The bond between odor and memory also provides a potential tool in psychotherapeutic settings, where practitioners may be able to facilitate recall of events by presenting aromas that were linked with those events. In addition, therapists may utilize classical conditioning techniques to “pair” specific odors with desirable mental states (such as “relaxation”) so that the odor may later be used to elicit the state. It is even possible that some complex physiological reactions could be classically conditioned by pairing specific odors with the administration of certain drugs by a physician.
There are many ways to enjoy the subtle effects of aromas at home. First, use only aromatic substances that are completely natural, as synthetic fragrances do not have the beneficial actions of natural ones and can cause headaches, palpitations, and other unpleasant symptoms. Consider your personal experiences and try to determine from these experiences which odors may have beneficial associations and which may have been associated with distressing events. For personal use at home, stick with aromas that have pleasing associations and effects. Fresh or dried herbs, flowers, or even some foods (such as apple pie) may be placed about the home so that their scents disperse into the air. In the spring and summer, a trip to the garden can provide a magical aromatic experience that is enhanced by the sight and feel of the plants and the sounds of chirping birds, rustling foliage and flowing water. Weeding and working for thirty minutes in a patch of basil, lavender, mint, or other aromatic plant is a wonderful way to relax and lift the spirits.
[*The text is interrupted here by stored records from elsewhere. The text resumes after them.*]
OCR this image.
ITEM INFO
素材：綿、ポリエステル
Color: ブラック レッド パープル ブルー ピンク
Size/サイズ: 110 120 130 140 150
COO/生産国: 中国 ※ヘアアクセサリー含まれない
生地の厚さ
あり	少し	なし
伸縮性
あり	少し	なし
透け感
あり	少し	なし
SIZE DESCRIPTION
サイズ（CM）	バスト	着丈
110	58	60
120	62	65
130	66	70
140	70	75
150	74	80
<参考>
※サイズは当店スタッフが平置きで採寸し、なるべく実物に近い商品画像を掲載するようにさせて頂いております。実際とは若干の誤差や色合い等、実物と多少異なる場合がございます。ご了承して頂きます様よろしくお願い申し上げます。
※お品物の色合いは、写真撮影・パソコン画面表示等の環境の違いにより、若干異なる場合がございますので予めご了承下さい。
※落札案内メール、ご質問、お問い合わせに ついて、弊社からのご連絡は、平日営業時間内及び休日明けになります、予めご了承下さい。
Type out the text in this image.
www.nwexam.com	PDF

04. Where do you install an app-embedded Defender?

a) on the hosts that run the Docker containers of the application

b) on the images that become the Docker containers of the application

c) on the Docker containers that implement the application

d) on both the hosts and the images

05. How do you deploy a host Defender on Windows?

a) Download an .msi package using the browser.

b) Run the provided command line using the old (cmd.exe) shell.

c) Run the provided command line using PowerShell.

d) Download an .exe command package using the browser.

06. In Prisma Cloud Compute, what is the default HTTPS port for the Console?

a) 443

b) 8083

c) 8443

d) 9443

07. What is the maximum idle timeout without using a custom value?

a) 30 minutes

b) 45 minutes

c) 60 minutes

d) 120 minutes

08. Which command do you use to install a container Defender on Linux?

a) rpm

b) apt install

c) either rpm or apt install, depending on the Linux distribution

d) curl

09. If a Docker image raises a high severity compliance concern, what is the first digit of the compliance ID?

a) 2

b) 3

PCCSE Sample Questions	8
Or, plant something fragrant next to a window. Plants that release their fragrance at night, such as nicotiana, are wonderful planted outside a bedroom window.
Essential oils offer perhaps the most convenient and powerful way to experience the beneficial effects of aromas. Essential oils are highly concentrated, fragrant plant extracts that are obtained by distillation or cold pressing of plant material. Essential oils can be utilized by diffusing them into the air, applying them diluted in a massage oil, or by adding a few drops to a warm bath. Because essential oils are so concentrated, only a very small amount is needed – usually just one to four drops depending on the method of use. The practice of using essential oils, and other aromatic plant substances, is known as Aromatherapy. Many good reference books on Aromatherapy and essential oils are now available and should be consulted for guidelines on proper use.
This information is provided for educational interest and is not intended to diagnose, treat, or cure any disease.